If you don't want an Apple-owned tool, consider FileWave's cross-platform management tools, recommends Publicis' Plavin. Or the cross-platform Client Management Suite from Symantec's Altiris unit, suggests Aquent's Lincoln.

For managing users, access control, and related security policies, Mac OS X Server's Open Directory works with Microsoft's ActiveDirectory, so you can apply ActiveDirectory permissions to and enforce policies on your Mac users and Mac-based file shares from ActiveDirectory. Or you can manage them from OpenDirectory, such as when you have a separate Mac workgroup whose initial policies you want to inherit from ActiveDirectory but then customize for that workgroup in Open Directory. Apple says it supports every one of Microsoft's ActiveDirectory services.

End-user controls in Mac OS X Server are similar to those of Windows management tools: You can restrict users from burning discs, mounting external hard drives, or running unauthorized applications.
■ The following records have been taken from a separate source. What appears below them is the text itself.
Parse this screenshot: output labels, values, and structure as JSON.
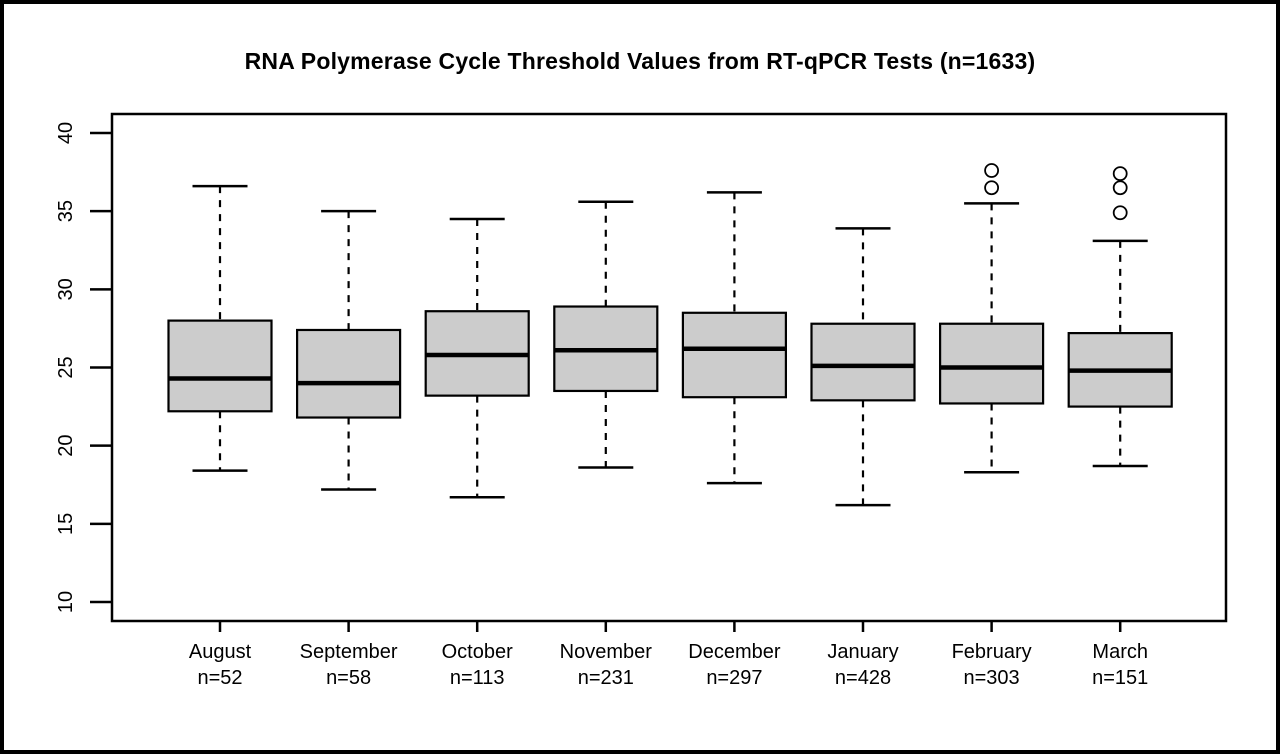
{
  "chart_data": {
    "type": "boxplot",
    "title": "RNA Polymerase Cycle Threshold Values from RT-qPCR Tests (n=1633)",
    "total_n": 1633,
    "ylim": [
      10,
      40
    ],
    "yticks": [
      10,
      15,
      20,
      25,
      30,
      35,
      40
    ],
    "grid": false,
    "legend": "none",
    "box_fill": "#cccccc",
    "box_stroke": "#000000",
    "background": "#ffffff",
    "series": [
      {
        "label": "August",
        "sublabel": "n=52",
        "n": 52,
        "whisker_low": 18.4,
        "q1": 22.2,
        "median": 24.3,
        "q3": 28.0,
        "whisker_high": 36.6,
        "outliers": []
      },
      {
        "label": "September",
        "sublabel": "n=58",
        "n": 58,
        "whisker_low": 17.2,
        "q1": 21.8,
        "median": 24.0,
        "q3": 27.4,
        "whisker_high": 35.0,
        "outliers": []
      },
      {
        "label": "October",
        "sublabel": "n=113",
        "n": 113,
        "whisker_low": 16.7,
        "q1": 23.2,
        "median": 25.8,
        "q3": 28.6,
        "whisker_high": 34.5,
        "outliers": []
      },
      {
        "label": "November",
        "sublabel": "n=231",
        "n": 231,
        "whisker_low": 18.6,
        "q1": 23.5,
        "median": 26.1,
        "q3": 28.9,
        "whisker_high": 35.6,
        "outliers": []
      },
      {
        "label": "December",
        "sublabel": "n=297",
        "n": 297,
        "whisker_low": 17.6,
        "q1": 23.1,
        "median": 26.2,
        "q3": 28.5,
        "whisker_high": 36.2,
        "outliers": []
      },
      {
        "label": "January",
        "sublabel": "n=428",
        "n": 428,
        "whisker_low": 16.2,
        "q1": 22.9,
        "median": 25.1,
        "q3": 27.8,
        "whisker_high": 33.9,
        "outliers": []
      },
      {
        "label": "February",
        "sublabel": "n=303",
        "n": 303,
        "whisker_low": 18.3,
        "q1": 22.7,
        "median": 25.0,
        "q3": 27.8,
        "whisker_high": 35.5,
        "outliers": [
          36.5,
          37.6
        ]
      },
      {
        "label": "March",
        "sublabel": "n=151",
        "n": 151,
        "whisker_low": 18.7,
        "q1": 22.5,
        "median": 24.8,
        "q3": 27.2,
        "whisker_high": 33.1,
        "outliers": [
          34.9,
          36.5,
          37.4
        ]
      }
    ]
  }
}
It also supports laptops' disconnected state, ensuring that settings, configurations, and policies are maintained before network access is granted when a user reconnects.
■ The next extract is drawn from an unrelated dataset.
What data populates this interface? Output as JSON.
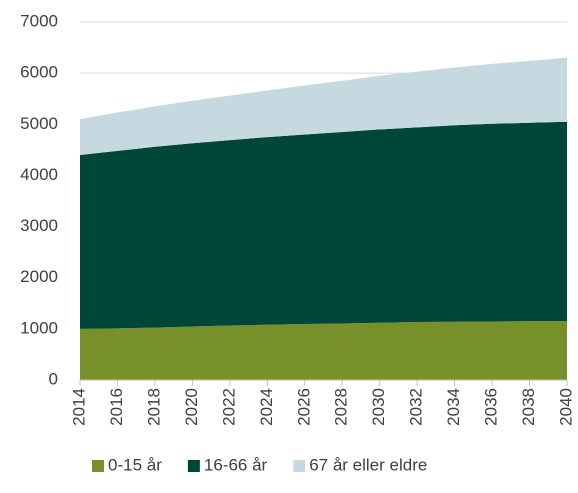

For organizations not tied to ActiveDirectory, Open Directory also integrates with standard LDAP directory services such as Novell's eDirectory, Sun's Java Enterprise Directory Server, and IBM's Directory Server.

For backup and disaster recovery, you can use Mac OS X Server's tools or any of several established enterprise systems, including those from Atempo, BakBone, EMC, IBM's Tivoli unit, Legato Systems and Symantec's Veritas unit. These all have Mac clients but manage the data from Windows systems. For Mac-based server management (of Mac and Windows clients), the most established option is Retrospect from EMC's Dantz unit. For Mac-only businesses or workgroups, analyst Gottheil suggests Apple's Time Machine running on Mac OS X Server or Apple's Time Capsule appliance as an easy-to-administer backup and recovery tool.

Although Mac management tools are less costly than per-client Windows ones, analyst Gottheil does note that there is a price associated with having IT staff "speak two languages" when supporting two platforms. That is one reason Macs tend to be more prevalent in small businesses, where it is easier to go all-Mac, or in workgroups within an enterprise, where the Mac IT experts do not also have to be Windows experts. Publicis' Plavin recommends that Macs crossing departmental or geographic boundaries be assigned to Mac specialists, to reduce knowledge overhead.

Another IT myth is that Apple provides no enterprise-class support. That's simply not true, notes Plavin. Apple's AppleCare program provides on-site support, as well as telephone support, he notes, although he concedes that perhaps because his operations are based in New York, Apple technicians may be more likely to come in than if he were in a smaller city or town.